Es ist normal, anders zu sein

Vorstellung von Pfarrerin Lioba Diez im Gemeindebrief Ostkreuz Sept/Okt 2011

Die Glocken der Pfingstkirche läuten. Es ist Sonntagmorgen und die Türen der Kirche stehen offen: Gottesdienstzeit. Da ist der Mann, der sich regelmäßig um die Kirche kümmert. Da sitzt die Frau, die sich seit langem für die Gemeinde engagiert. Ein junger Mann kommt; er ist erst vor kurzem zugezogen und kommt zum ersten Mal, um zu schauen, ob sich rund um die Pfingstkirche Bekannte oder gar Freunde finden lassen. Eine Mutter will ihrem Kind Werte vermitteln und hofft, in der Kirche einen guten Ort dafür zu finden. Da sind Eltern, die ihr Kind auf die Evangelische Schule schicken und mal schauen, was in der Pfingstkirche nebenan los ist. Da ist die Studentin auf der Suche nach Spiritualität. Und auch die Seniorin kommt, die schon Jahrzehnte zur Gemeinde zählt, die schon dabei war als das noch mit Nachteilen verbunden war.

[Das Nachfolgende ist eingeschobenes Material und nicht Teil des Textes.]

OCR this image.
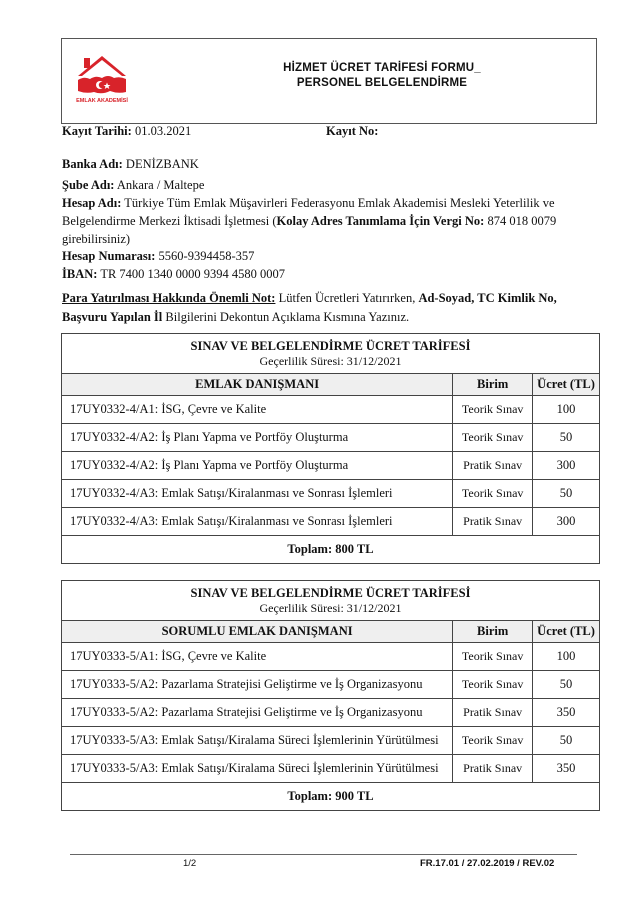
EMLAK AKADEMİSİ
HİZMET ÜCRET TARİFESİ FORMU_
PERSONEL BELGELENDİRME
Kayıt Tarihi: 01.03.2021	Kayıt No:
Banka Adı: DENİZBANK
Şube Adı: Ankara / Maltepe
Hesap Adı: Türkiye Tüm Emlak Müşavirleri Federasyonu Emlak Akademisi Mesleki Yeterlilik ve Belgelendirme Merkezi İktisadi İşletmesi (Kolay Adres Tanımlama İçin Vergi No: 874 018 0079 girebilirsiniz)
Hesap Numarası: 5560-9394458-357
İBAN: TR 7400 1340 0000 9394 4580 0007
Para Yatırılması Hakkında Önemli Not: Lütfen Ücretleri Yatırırken, Ad-Soyad, TC Kimlik No, Başvuru Yapılan İl Bilgilerini Dekontun Açıklama Kısmına Yazınız.
SINAV VE BELGELENDİRME ÜCRET TARİFESİ
Geçerlilik Süresi: 31/12/2021		

EMLAK DANIŞMANI	Birim	Ücret (TL)
17UY0332-4/A1: İSG, Çevre ve Kalite	Teorik Sınav	100
17UY0332-4/A2: İş Planı Yapma ve Portföy Oluşturma	Teorik Sınav	50
17UY0332-4/A2: İş Planı Yapma ve Portföy Oluşturma	Pratik Sınav	300
17UY0332-4/A3: Emlak Satışı/Kiralanması ve Sonrası İşlemleri	Teorik Sınav	50
17UY0332-4/A3: Emlak Satışı/Kiralanması ve Sonrası İşlemleri	Pratik Sınav	300
Toplam: 800 TL		
SINAV VE BELGELENDİRME ÜCRET TARİFESİ
Geçerlilik Süresi: 31/12/2021		

SORUMLU EMLAK DANIŞMANI	Birim	Ücret (TL)
17UY0333-5/A1: İSG, Çevre ve Kalite	Teorik Sınav	100
17UY0333-5/A2: Pazarlama Stratejisi Geliştirme ve İş Organizasyonu	Teorik Sınav	50
17UY0333-5/A2: Pazarlama Stratejisi Geliştirme ve İş Organizasyonu	Pratik Sınav	350
17UY0333-5/A3: Emlak Satışı/Kiralama Süreci İşlemlerinin Yürütülmesi	Teorik Sınav	50
17UY0333-5/A3: Emlak Satışı/Kiralama Süreci İşlemlerinin Yürütülmesi	Pratik Sınav	350
Toplam: 900 TL		
1/2	FR.17.01 / 27.02.2019 / REV.02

Sie feiern Gottesdienst, manchmal nebeneinander, manchmal miteinander. Menschen mit verschiedenen Lebens- und Glaubenserfahrungen, verschiedenen Erfahrungen von Zuversicht und Zweifel.

Nach dem Segen bleiben einige noch, trinken Kaffee und Tee. Lernen einander kennen oder treffen sich wieder. Erzählen einander von der letzten Woche. Geben sich Anteil an ihrer Freude und ihrem Leid. Sie diskutieren auch mal über die Predigt. War sie zu fromm oder nicht fromm genug? Konflikte bleiben nicht aus. Aber es gibt auch deutliches Bemühen auf einander zuzugehen, sich wieder zu verstehen: Wer sich ärgert, sagt es der betreffenden Person direkt. Wer sich freut, äußert das auch. Die Gemeinde ist ein Ort, wo unterschiedliche Menschen zusammen kommen, miteinander Gottesdienst und das Leben feiern. Es ist ein Ort, an dem es normal ist, anders zu sein, denn: „Wir haben jeweils unterschiedliche Gaben, die uns in göttlicher Zuwendung geschenkt wurden“ (Röm 12,6a).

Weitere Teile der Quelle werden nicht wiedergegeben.